Derrière ces nouveaux “scandales sanitaires” qui ne font que révéler une fois encore l’incapacité du capitalisme à réagir autrement que pour la défense de ses intérêts à court terme, dans l’impréparation et l’improvisation totale, on observe des situations, comme en France, où la logistique finit par reposer sur le bonne volonté de pharmaciens et de médecins libéraux confrontés à la limitation des coûts au strict minimum : la pénurie de super-congélateurs dans les pharmacies hospitalières a contraint l’État à centraliser le stockage des vaccins dans des pharmacies de ville qui doivent s’organiser pour ensuite répartir les flacons dans les hôpitaux. Dans ces conditions, nous ne sommes pas au bout de cette crise sanitaire.

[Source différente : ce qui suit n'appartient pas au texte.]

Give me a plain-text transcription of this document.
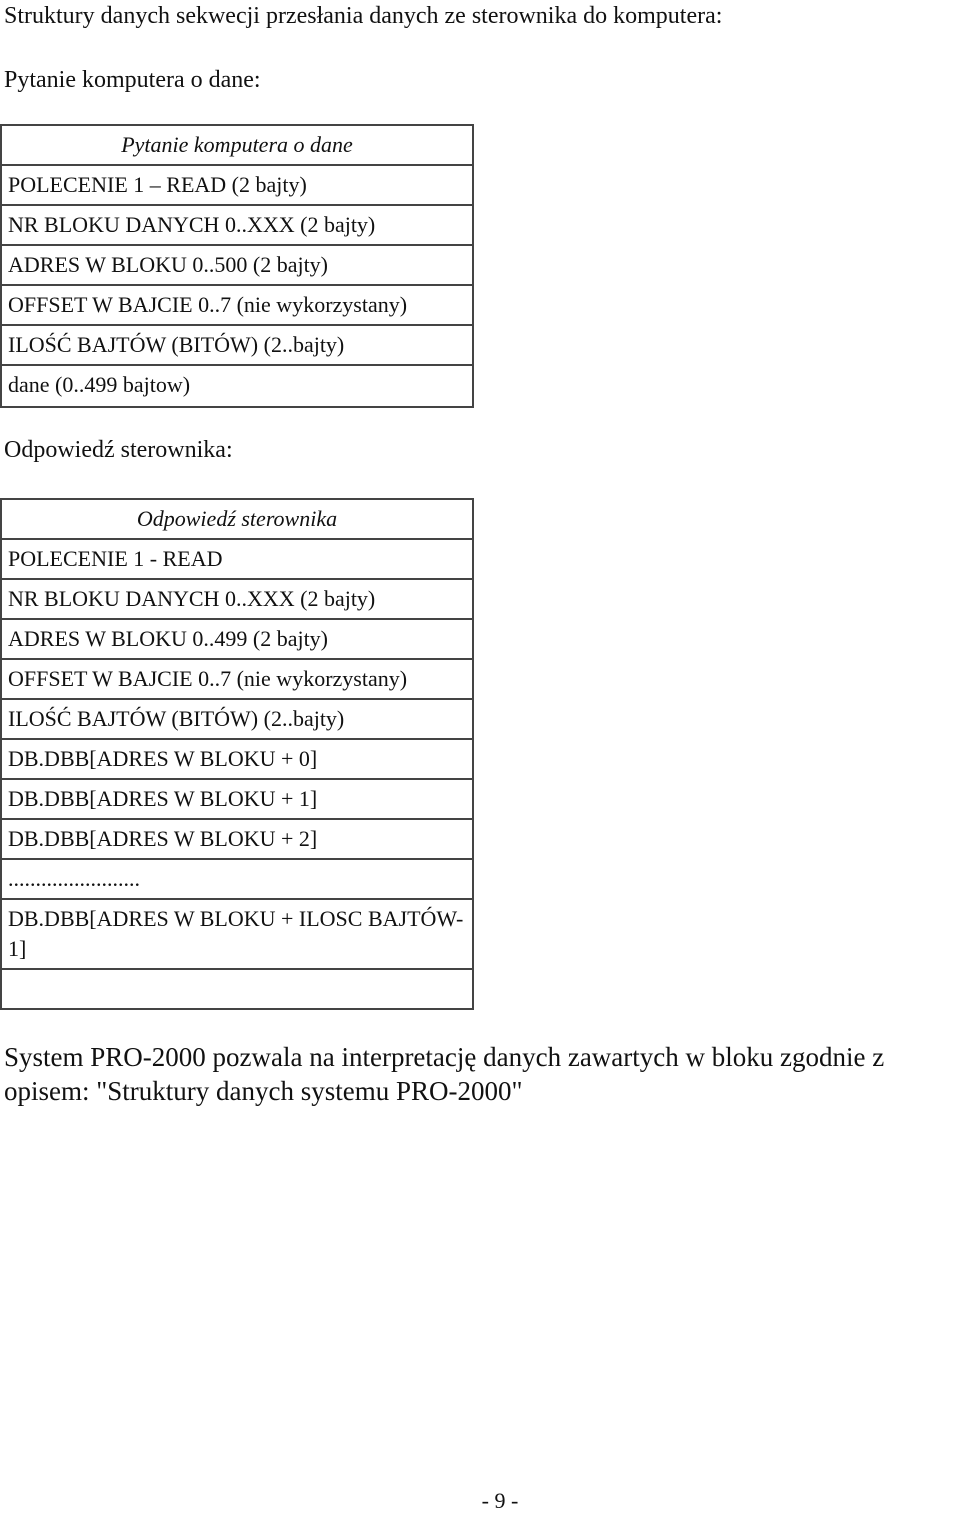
Struktury danych sekwecji przesłania danych ze sterownika do komputera:
Pytanie komputera o dane:
Pytanie komputera o dane
POLECENIE 1 – READ (2 bajty)
NR BLOKU DANYCH 0..XXX (2 bajty)
ADRES W BLOKU 0..500 (2 bajty)
OFFSET W BAJCIE 0..7 (nie wykorzystany)
ILOŚĆ BAJTÓW (BITÓW) (2..bajty)
dane (0..499 bajtow)
Odpowiedź sterownika:
Odpowiedź sterownika
POLECENIE 1 - READ
NR BLOKU DANYCH 0..XXX (2 bajty)
ADRES W BLOKU 0..499 (2 bajty)
OFFSET W BAJCIE 0..7 (nie wykorzystany)
ILOŚĆ BAJTÓW (BITÓW) (2..bajty)
DB.DBB[ADRES W BLOKU + 0]
DB.DBB[ADRES W BLOKU + 1]
DB.DBB[ADRES W BLOKU + 2]
........................
DB.DBB[ADRES W BLOKU + ILOSC BAJTÓW-1]
System PRO-2000 pozwala na interpretację danych zawartych w bloku zgodnie z opisem: "Struktury danych systemu PRO-2000"
- 9 -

Mais l’aspect le plus frauduleux de la situation, c’est que la vaccination ne nous est pas seulement présentée comme la panacée de la crise sanitaire ; l’ensemble de la bourgeoisie nous la présente aussi comme l’unique moyen de sortir de la crise économique et de la détérioration accélérée des conditions de vie qui s’aggrave partout en cherchant à masquer l’impasse et les contradictions insurmontables de son mode de production. Car ce qui frappe actuellement l’humanité n’est pas le fruit d’un malheureux hasard. Il est le produit d’un système en bout de course, qui se décompose en entraînant tout dans sa chute. Par conséquent, l’incurie de la bourgeoisie n’est pas causée par l’incompétence de quelques dirigeants, mais par l’incapacité croissante de la classe dominante à contenir les effets du pourrissement de son système. Tant que cette logique sera à l’œuvre, l’humanité ne pourra échapper aux fléaux qui en découlent.

GD, 6 janvier 2021

 

1) Procédé obligeant les inventeurs d’un médicament, d’un traitement ou d’un vaccin à permettre la fabrication de génériques, permettant un accès plus rapide, répandu et à moindre coût.

2) Voir par exemple “SIDA : la guerre des laboratoires”, Le Monde (7 février 1987).

3) Voir “RDC : la guerre des vaccins trouble la lutte contre Ebola”, Le Soir (2 août 2019).

4) “Covid-19 : Pourquoi le vaccin d’Oxford-AstraZeneca, autorisé par le Royaume-Uni, pourrait changer la donne ?” The Conversation (4 janvier 2021).